Think Before You Send
Before you comment on a post, think critically about whether or not you’re adding something of value or if your voice belongs there. Are you about to answer a question that wasn’t even asked? Back it up, bud! Poor reading comprehension is a standout issue that most women face from men on social media, which is yet another amplified real-life problem: You’re not actually listening to us.
If you find yourself wanting to argue with a woman on a post she made, examine why you want to remain friends with someone who pisses you off that much. Is it really worth your time and energy to dwell on that negativity? Take a note from all women online and unfriend, block or mute. Life is stressful enough these days, and we all deserve a curated feed that doesn’t add to the bullshit. Basically: If you feel compelled to play devil’s advocate on a woman’s post, a simple solution would be to delete your account and go live in the woods.
Read the Contextual Clues
A comment with zero likes or responses is the social media equivalent of a nonverbal response, a cautious smile followed by looking the other way as a function of de-escalation. And so, if your comment is among many and all of the others are liked and engaged with but yours is not, you’ve swerved out of your lane. The same goes for unanswered private messages. This is a learning opportunity to read the room and should inform any future interactions.
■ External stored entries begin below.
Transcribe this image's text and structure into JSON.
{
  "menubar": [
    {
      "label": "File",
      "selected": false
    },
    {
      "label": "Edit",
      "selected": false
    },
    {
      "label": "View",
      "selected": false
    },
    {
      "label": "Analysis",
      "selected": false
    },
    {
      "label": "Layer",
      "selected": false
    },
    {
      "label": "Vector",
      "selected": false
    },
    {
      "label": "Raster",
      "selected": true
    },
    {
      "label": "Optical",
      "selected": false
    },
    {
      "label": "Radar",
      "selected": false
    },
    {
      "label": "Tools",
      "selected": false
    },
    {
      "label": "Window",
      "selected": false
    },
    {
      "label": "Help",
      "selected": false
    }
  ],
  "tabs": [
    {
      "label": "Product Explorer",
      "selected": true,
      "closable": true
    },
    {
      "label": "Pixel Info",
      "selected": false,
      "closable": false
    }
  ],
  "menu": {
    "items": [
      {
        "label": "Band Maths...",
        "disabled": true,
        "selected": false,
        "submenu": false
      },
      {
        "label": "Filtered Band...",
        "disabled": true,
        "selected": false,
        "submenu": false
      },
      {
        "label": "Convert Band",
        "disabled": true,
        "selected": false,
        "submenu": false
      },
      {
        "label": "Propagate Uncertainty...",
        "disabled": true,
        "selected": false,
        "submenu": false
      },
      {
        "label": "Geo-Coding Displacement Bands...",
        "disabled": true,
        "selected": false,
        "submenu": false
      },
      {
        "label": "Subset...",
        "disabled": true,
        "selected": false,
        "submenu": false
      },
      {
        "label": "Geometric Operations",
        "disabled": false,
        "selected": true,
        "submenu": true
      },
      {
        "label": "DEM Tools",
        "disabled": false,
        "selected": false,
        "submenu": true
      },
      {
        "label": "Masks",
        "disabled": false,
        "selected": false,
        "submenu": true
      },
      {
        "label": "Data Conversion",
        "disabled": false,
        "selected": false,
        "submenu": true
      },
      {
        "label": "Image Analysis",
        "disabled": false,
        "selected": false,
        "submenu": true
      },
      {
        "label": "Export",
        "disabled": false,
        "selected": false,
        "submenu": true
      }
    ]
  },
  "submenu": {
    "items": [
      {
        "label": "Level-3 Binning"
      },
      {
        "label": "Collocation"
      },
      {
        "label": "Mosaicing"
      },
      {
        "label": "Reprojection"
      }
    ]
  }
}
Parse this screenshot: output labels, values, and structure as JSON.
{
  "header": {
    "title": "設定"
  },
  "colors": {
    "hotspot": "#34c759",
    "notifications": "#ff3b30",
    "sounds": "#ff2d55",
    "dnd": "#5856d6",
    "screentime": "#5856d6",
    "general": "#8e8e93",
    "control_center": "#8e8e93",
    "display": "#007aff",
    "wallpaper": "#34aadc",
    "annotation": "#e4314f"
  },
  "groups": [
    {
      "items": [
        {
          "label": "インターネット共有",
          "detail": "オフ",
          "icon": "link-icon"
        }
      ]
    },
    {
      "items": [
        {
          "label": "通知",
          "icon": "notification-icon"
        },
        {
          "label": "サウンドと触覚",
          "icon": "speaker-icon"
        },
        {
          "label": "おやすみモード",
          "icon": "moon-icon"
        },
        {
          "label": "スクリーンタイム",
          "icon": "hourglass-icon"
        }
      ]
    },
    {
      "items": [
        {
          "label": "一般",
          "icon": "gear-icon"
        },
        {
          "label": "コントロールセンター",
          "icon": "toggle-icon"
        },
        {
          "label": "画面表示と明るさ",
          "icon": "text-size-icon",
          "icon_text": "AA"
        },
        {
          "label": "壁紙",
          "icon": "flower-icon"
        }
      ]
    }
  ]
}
One of the most common social fuckups women cite is when they’ve posted something somber, personal and earnest that’s met with a completely inappropriate response from a man who clearly didn’t read the full post. READ THE CAPTION. In other words, don’t be that guy who comments, “You look STUNNING” on a post about a recent mass shooting.
Social media interaction can take sharp downturns because it’s easy to misinterpret tone or take something the wrong way via text. At the same time, it also magnifies men’s shitty IRL social behavior, like not listening or demanding that their take, however unwanted, be heard. Just because you have the option of commenting on social media doesn’t mean that you should. Would you go to a woman’s house and ring her doorbell just to tell her your opinion? (If so, please go to jail now.) Her posts are her personal space. Like any other social environment, there are rules and expectations to adhere to on social media. I mean, we’re trying to do a whole-ass society over here!
Now go forth, ye Good Boys of Online, and politely click like on precisely one post.